[Bioavailability and tolerance of xanthinol nicotinate depot preparations. Comparison of a conventional 500 mg xanthinol nicotinate depot tablet with new 500 mg and 1 g depot tablets]. / Bioverfügbarkeit und Verträglichkeit verschiedener Xantinolnicotinat-Retardformen. Vergleich einer herkömmlichen 500-mg-Xantinolnicotinant-Retardtablette mit neuen 500-mg-und 1-g-Retardtabletten.

Bioavailability (therapeutic blood levels) and tolerance of two 500-mg xanthinol nicotinate retard tablet forms and one 1-g xanthinol nicotinate retard tablet (Complamin special) were tested in 11 (12) healthy volunteers.
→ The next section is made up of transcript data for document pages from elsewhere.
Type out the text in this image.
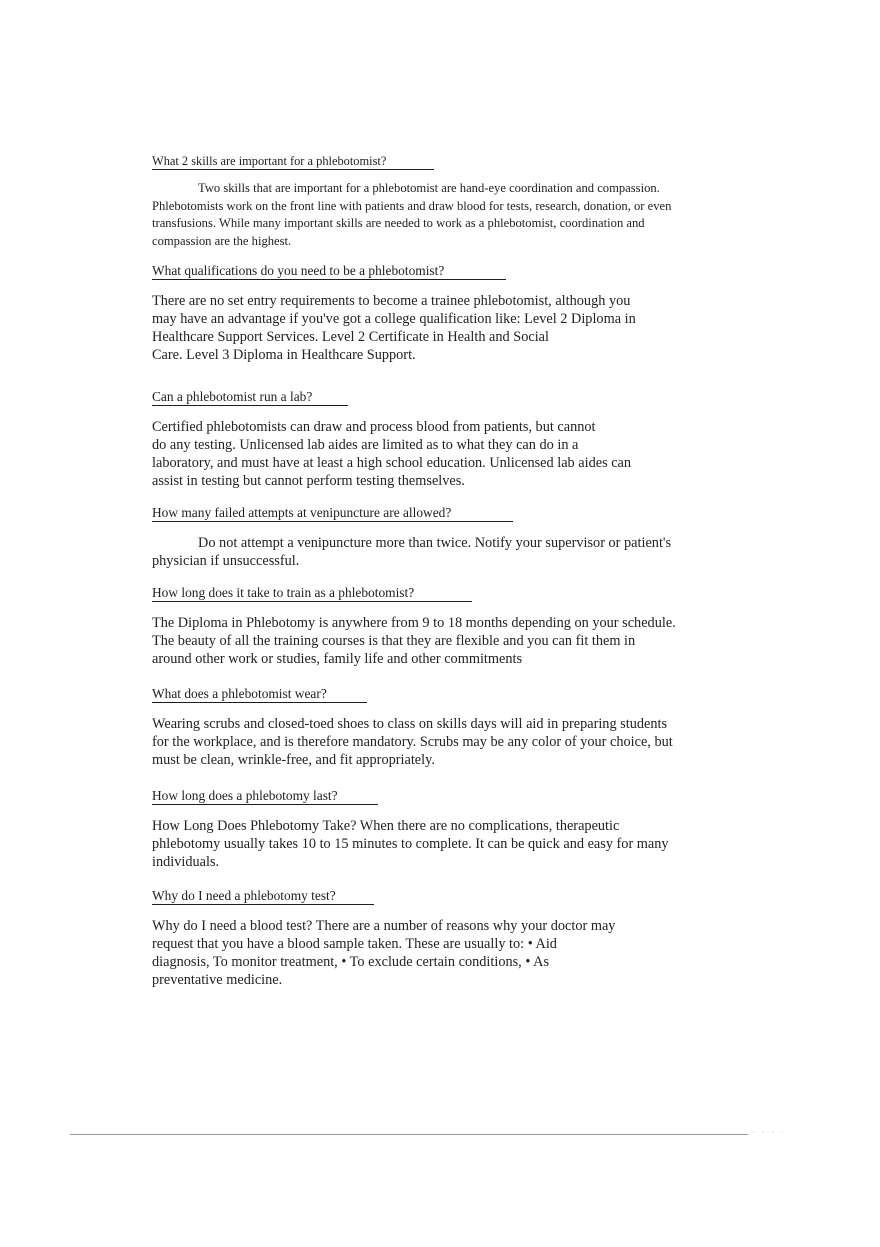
What 2 skills are important for a phlebotomist?

Two skills that are important for a phlebotomist are hand-eye coordination and compassion. Phlebotomists work on the front line with patients and draw blood for tests, research, donation, or even transfusions. While many important skills are needed to work as a phlebotomist, coordination and compassion are the highest.

What qualifications do you need to be a phlebotomist?

There are no set entry requirements to become a trainee phlebotomist, although you
may have an advantage if you've got a college qualification like: Level 2 Diploma in
Healthcare Support Services. Level 2 Certificate in Health and Social
Care. Level 3 Diploma in Healthcare Support.

Can a phlebotomist run a lab?

Certified phlebotomists can draw and process blood from patients, but cannot
do any testing. Unlicensed lab aides are limited as to what they can do in a
laboratory, and must have at least a high school education. Unlicensed lab aides can
assist in testing but cannot perform testing themselves.

How many failed attempts at venipuncture are allowed?

Do not attempt a venipuncture more than twice. Notify your supervisor or patient's physician if unsuccessful.

How long does it take to train as a phlebotomist?

The Diploma in Phlebotomy is anywhere from 9 to 18 months depending on your schedule. The beauty of all the training courses is that they are flexible and you can fit them in around other work or studies, family life and other commitments

What does a phlebotomist wear?

Wearing scrubs and closed-toed shoes to class on skills days will aid in preparing students for the workplace, and is therefore mandatory. Scrubs may be any color of your choice, but must be clean, wrinkle-free, and fit appropriately.

How long does a phlebotomy last?

How Long Does Phlebotomy Take? When there are no complications, therapeutic phlebotomy usually takes 10 to 15 minutes to complete. It can be quick and easy for many individuals.

Why do I need a phlebotomy test?

Why do I need a blood test? There are a number of reasons why your doctor may
request that you have a blood sample taken. These are usually to: • Aid
diagnosis, To monitor treatment, • To exclude certain conditions, • As
preventative medicine.
· · · ·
Despite the fact that both 500-mg retard tablets had different in vitro release rates the blood levels in man were similar. These results suggest that in vitro release rates of tablets do not predict corresponding blood levels in man. The tablet with a lower release rate also showed a distinctly lower flush rate. In respect to bioavailability and tolerance the 1-g xanthinol nicotinate retard tablet was comparable with corresponding dosages of 500-mg retard tablets. The dosage given was 2 X 500 mg or 1 g xanthinol nicotinate t.i.d. over a period of 10 days each.